We are reader-supported. When you buy through links on our site, we may earn an affiliate commission.
A new job, the desire to live closer to family or wanting a fresh start are common reasons why people move around. Planning a move is, of course, exciting and nerve-wracking, requiring plenty of considerations.
Before packing your belongings and signing a lease, examining a city’s livability is essential. Where will you reside? Do you have a job lined up? You might need to consider making a few sacrifices to tie you over financially as you settle in.
Depending on where you’re moving, you’ll need to figure out the cost of living for that area. But what is “cost of living” and can you cover the expenses?
Defining Cost of Living and What It Includes
Cost of living is the money you need to maintain a certain lifestyle in a particular location. Expenses usually comprise housing expenditures, taxes, groceries, health care, education, entertainment and amenities, clothing and transportation.
The cost of living in major cities is much higher than in the suburbs or rural communities. This is because cities usually have something that attracts crowds — larger populations drive up expenses.
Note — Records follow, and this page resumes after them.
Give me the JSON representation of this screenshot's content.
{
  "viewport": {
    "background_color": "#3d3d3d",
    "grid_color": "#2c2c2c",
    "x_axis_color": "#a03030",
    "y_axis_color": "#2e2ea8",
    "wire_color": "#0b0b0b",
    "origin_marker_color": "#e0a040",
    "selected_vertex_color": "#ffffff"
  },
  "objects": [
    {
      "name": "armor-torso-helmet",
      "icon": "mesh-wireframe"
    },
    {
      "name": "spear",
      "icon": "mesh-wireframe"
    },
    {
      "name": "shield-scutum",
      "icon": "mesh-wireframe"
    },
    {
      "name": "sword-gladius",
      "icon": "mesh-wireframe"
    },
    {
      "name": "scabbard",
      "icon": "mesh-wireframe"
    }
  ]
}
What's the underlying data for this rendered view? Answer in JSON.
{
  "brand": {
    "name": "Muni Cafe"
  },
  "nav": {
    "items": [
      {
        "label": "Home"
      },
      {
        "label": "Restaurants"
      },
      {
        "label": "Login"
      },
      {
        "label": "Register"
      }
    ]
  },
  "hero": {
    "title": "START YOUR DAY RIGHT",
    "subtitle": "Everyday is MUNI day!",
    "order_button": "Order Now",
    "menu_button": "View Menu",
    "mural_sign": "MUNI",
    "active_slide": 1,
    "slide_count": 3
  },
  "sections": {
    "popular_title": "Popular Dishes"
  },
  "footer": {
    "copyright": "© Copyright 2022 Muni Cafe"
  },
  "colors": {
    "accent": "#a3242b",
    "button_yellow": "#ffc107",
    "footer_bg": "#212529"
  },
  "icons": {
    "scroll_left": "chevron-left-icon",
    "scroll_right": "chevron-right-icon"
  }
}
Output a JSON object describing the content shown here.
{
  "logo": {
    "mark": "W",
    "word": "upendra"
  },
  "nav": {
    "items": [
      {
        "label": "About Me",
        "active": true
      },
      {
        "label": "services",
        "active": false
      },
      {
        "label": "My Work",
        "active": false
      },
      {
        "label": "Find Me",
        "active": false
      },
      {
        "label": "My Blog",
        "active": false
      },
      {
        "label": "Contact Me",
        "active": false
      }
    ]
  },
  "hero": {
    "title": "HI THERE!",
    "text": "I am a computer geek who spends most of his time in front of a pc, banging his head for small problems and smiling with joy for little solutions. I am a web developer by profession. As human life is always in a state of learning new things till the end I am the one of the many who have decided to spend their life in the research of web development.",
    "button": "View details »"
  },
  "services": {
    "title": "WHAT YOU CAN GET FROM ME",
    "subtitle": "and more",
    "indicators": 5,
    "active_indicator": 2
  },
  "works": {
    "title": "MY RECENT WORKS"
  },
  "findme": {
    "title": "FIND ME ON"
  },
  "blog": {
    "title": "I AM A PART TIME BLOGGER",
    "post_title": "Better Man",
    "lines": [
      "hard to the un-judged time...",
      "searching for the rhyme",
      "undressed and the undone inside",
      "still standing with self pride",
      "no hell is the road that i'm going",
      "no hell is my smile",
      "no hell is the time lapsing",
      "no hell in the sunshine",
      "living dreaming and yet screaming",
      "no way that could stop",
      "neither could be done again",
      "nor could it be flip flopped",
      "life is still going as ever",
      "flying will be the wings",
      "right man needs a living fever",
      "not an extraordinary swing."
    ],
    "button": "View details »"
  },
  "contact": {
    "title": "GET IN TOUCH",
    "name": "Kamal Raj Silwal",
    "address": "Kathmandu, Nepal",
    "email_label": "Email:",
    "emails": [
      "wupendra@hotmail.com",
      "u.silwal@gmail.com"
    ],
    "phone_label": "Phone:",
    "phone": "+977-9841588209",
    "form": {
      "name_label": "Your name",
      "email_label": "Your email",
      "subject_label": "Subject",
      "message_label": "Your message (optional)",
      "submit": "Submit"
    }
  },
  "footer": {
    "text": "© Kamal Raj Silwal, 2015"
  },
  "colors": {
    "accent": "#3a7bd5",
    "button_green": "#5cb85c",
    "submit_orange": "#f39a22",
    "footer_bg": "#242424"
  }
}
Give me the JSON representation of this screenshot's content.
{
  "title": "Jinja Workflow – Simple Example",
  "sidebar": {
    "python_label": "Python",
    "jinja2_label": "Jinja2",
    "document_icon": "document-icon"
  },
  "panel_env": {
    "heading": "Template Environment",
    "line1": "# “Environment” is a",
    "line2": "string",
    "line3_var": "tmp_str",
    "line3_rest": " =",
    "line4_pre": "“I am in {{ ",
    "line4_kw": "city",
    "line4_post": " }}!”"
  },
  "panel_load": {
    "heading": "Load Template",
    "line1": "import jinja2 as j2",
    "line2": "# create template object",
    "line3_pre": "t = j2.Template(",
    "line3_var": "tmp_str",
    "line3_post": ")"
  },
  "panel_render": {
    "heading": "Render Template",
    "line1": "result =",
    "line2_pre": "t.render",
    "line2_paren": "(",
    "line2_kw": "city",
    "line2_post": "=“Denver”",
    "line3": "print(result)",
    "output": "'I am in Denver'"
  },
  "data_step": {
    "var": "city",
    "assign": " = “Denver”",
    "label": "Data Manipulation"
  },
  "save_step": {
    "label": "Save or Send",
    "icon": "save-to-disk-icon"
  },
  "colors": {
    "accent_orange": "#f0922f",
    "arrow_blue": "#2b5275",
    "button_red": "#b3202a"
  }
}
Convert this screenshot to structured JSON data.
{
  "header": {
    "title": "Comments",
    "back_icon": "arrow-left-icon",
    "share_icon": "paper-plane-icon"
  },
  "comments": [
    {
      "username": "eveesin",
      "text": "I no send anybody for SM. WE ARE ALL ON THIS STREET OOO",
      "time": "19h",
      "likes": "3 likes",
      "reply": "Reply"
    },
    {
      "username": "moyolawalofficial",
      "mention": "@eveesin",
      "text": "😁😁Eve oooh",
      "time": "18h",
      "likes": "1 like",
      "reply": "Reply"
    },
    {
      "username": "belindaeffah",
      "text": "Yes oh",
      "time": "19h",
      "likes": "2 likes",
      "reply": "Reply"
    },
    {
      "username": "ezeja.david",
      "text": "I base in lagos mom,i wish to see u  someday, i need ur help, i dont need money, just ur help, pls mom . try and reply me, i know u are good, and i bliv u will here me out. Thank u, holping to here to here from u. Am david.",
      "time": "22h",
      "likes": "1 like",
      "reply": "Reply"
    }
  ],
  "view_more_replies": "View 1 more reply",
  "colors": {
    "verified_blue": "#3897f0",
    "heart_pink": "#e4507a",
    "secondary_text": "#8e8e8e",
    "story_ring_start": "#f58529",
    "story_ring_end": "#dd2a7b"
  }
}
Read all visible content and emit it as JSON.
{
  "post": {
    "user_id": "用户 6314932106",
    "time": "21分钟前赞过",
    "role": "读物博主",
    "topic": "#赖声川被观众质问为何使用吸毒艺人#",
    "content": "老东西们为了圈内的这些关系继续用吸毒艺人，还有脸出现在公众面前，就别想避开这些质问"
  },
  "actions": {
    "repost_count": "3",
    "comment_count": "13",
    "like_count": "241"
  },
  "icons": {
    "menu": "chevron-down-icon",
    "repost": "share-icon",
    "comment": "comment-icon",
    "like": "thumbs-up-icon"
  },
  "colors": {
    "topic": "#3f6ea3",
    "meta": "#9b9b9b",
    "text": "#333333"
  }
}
From an economic point of view, city dwellers are generally more capable of and willing to pay higher prices for scarce goods, balancing the distribution of resources.
For example, Honolulu, Hawaii, is the most expensive city in the United States, primarily because its seclusion makes it more difficult and costly to import and allocate goods and services.
New York City is another example of a large population demanding scarce goods. It’s expensive to deliver resources to Manhattan — a 5-axle truck pays a $110 toll to cross the George Washington Bridge — and you’re not going to find a Walmart Supercenter until you reach New Jersey, meaning smaller grocery stores with fewer items.
Your income is a determining factor in whether or not you can afford to live in different areas. However, as the cost of living has skyrocketed in 2022 due to rising gas prices, grocery costs and inflation, more people are finding their incomes no longer cover everything they need to maintain their lifestyles. Currently, 75% of middle-income Americans cannot keep up with their cost of living.
Calculating the Cost of Living
You can calculate the cost of living by comparing the prices of the essentials, such as groceries, taxes and health care — according to spending habits and location — between multiple areas.
Consider that housing costs account for the most substantial living expenses, eating into most of your budget. According to the U.S. Bureau of Labor Statistics (BLS) December 2021 Consumer Expenditure report, 34.9% of Americans’ incomes went toward housing in 2020.
Online tools provide an easy way to compare livability between two cities, giving insight into how much you need to earn in your new city based on your current lifestyle and spending habits. Cost calculators also list the costs of goods and services between both locations.
For example, a movie ticket costs $10.64 in Raleigh, North Carolina and $14.12 per ticket in Boston, Massachusetts. Likewise, a loaf of bread costs $3.74 in Pensacola, Florida and $4.51 in Hartford, Connecticut. Avid moviegoers may have difficulty affording entertainment if moving to Boston from Raleigh while relocating from Connecticut to Florida is undoubtedly a better cost of living.
If you’re planning to make a move soon, consider other expenses you’ll need to cover in addition to the cost of living. About 40% of Americans miscalculate moving expenses and forget to account for having to restock food items, turn on utilities, deposit fees for rentals and Cobra or individual medical insurance if changing jobs.
Factor in the Cost of Living Before Moving to a New City
One of the worst financial decisions you can make is moving to a new city you can’t afford. Taking the time to analyze the cost differences and figure out where you can save in your typical spending habits will help you along the way.